Friday, 17 January 2020

The gender gap in reviewing and editing for top economics journals

I've written a number of posts about the gender gap in economics (most recently, this one; see the list at the end of this post for more). So, I was interested to read this article by David Card, Stefano DellaVigna (both University of California, Berkeley), Patricia Funk (Universita Della Svizzera Italiana), and Nagore Iriberri (University of the Basque Country), published in the Quarterly Journal of Economics (ungated earlier version here). In the paper, they look at the reviewing and editing process for four top economics journals (Journal of the European Economics Association, Quarterly Journal of Economics, Review of Economics and Statistics, and Review of Economic Studies), in terms of gender bias.

They have data on nearly 30,000 submissions to those four journals, which they use to:
...analyze gender differences in how papers are assigned to referees, how they are reviewed, and how editors use referee inputs to reach a revise and resubmit (R&R) verdict.
There is both good and bad in their results. First, they find that:
...female-authored papers receive 22 log points (std. err. = 0.05) more citations than male-authored papers, controlling for the referee evaluations. Our estimate of this gender gap is robust to alternative measures of citations and to a variety of alternative specifications...
What this means is that:
...female-authored papers would have to be of 28 log points (32%) higher quality than male-authored papers to receive the same referee assessment.
That gender gap is then perpetuated through the publication process:
 On average editors tend to follow the referees’ recommendations, putting essentially no weight on author gender in their R&R decisions. This means that they are overrejecting female-authored papers relative to a citation-maximizing benchmark. 
There are at least a couple of interpretations for what is going on here:
There are two main explanations for our finding that female-authored papers receive more citations, conditional on the referee evaluations. The first is that referees hold female authors to a higher bar, perhaps because of stereotype biases. The second is that female-authored papers have characteristics that lead to higher citations but are not as highly rewarded in the review process. For example, female authors may tend to write more empirically oriented papers, or concentrate on certain topics within broad field categories that referees undervalue relative to expected citations.
Card et al. find evidence that is suggestive that paper characteristics play some role. That is, female authors do concentrate on different fields than male authors, and those fields tend to attract more citations. The news isn't all bad though:
We find no gender differences in the time that referees take to return a recommendation, in the time that editors take to reach a decision, or in the time between submission and acceptance for published papers.
There's also no difference between female and male reviewers, so if male reviewers are holding female-authored papers to a higher bar, then so are female reviewers. However, they couldn't assess differences between female and male editors, because of a lack of female editors (!).

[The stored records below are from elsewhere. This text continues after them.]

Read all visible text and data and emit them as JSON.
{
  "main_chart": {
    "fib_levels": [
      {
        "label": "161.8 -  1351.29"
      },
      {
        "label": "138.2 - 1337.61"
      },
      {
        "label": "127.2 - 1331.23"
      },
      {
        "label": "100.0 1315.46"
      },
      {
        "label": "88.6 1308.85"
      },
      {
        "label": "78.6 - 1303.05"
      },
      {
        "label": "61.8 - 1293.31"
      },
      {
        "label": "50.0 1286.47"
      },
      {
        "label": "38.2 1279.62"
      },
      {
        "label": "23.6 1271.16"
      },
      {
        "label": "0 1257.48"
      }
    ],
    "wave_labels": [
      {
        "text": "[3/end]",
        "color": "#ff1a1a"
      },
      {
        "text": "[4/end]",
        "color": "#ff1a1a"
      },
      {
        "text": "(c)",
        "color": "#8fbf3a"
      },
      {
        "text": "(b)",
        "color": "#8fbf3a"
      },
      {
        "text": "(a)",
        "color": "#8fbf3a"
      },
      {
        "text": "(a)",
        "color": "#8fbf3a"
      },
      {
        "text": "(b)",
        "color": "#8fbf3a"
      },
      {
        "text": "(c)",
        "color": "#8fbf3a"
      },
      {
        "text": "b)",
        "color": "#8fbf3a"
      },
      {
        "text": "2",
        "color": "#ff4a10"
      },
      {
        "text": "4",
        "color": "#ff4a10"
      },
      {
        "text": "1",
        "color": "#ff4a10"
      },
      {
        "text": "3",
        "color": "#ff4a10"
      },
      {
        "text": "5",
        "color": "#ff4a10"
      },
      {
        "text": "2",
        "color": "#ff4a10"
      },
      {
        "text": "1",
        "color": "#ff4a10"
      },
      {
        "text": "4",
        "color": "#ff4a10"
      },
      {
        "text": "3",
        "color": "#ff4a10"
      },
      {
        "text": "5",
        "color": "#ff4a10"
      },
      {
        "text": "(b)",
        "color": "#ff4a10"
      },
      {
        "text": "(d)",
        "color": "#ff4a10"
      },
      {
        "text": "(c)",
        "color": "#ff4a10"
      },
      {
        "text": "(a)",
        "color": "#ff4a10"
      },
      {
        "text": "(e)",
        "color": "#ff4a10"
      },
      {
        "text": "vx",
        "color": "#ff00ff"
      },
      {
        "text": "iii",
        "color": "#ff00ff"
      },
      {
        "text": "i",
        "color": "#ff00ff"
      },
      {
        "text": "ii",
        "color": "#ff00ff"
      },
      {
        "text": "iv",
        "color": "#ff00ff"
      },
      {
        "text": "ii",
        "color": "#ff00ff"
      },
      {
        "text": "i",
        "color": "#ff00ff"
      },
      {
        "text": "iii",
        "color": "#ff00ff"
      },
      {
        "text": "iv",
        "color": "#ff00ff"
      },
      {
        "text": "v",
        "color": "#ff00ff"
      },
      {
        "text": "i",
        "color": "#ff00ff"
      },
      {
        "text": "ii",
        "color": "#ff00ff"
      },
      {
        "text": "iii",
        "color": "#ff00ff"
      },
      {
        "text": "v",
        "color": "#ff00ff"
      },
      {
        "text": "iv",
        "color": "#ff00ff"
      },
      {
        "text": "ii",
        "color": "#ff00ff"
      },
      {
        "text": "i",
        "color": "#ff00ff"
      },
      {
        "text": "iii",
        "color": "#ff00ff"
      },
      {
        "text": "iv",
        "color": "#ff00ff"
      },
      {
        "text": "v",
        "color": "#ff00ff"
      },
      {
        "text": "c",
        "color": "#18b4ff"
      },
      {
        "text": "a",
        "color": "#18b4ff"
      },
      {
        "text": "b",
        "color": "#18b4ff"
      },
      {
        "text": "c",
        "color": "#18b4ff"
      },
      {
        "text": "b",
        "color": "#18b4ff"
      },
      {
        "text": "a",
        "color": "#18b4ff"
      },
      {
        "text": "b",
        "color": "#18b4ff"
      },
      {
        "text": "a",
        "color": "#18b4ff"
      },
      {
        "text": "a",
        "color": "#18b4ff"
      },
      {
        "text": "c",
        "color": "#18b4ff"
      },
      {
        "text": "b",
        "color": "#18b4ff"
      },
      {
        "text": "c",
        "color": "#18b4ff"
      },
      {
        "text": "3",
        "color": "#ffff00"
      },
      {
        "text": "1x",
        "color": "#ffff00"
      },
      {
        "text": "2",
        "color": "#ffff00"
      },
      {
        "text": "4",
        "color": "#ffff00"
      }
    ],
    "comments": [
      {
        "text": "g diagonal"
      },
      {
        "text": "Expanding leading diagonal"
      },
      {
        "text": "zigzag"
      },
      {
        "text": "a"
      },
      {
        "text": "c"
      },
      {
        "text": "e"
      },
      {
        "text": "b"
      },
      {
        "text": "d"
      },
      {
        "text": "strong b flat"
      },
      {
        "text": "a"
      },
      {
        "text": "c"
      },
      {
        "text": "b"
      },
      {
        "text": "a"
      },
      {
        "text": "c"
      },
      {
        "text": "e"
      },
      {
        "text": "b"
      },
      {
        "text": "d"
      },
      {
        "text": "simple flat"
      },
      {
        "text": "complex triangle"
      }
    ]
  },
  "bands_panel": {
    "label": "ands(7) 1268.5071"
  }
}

This paper also made me wonder whether there is a third explanation, which the authors did not identify. Female authors might self-censor, sending only their very best papers to these top journals, but sending their second-tier papers to other, lower-ranked journals. In contrast, male authors might send those second-tier papers to the top journals anyway. That would lead the average quality (as measured by citations) of female-authored papers to be higher than male-authored papers.

Regardless of explanation, the results have clear and negative implications for female economists, who have to work harder to get the same outcomes as male economists. And the solutions are not as straightforward as equalising gender participation. Card et al. note in their conclusion that:
One potential remedy to help female economists — using more female referees — is unlikely to help, given that female referees hold female-authored papers to the same higher bar as do male referees.
Their preferred solution is disappointingly vague (although admittedly, I'm not sure I can offer anything better):
It appears to us that a simpler path is to increase the awareness of the higher bar for female-authored papers. The referees and editors can then take it into account in their recommendations and decisions.
Of course, that means moving away from the double-blind reviewing process (which is a fiction in any case - but that's a topic for another post).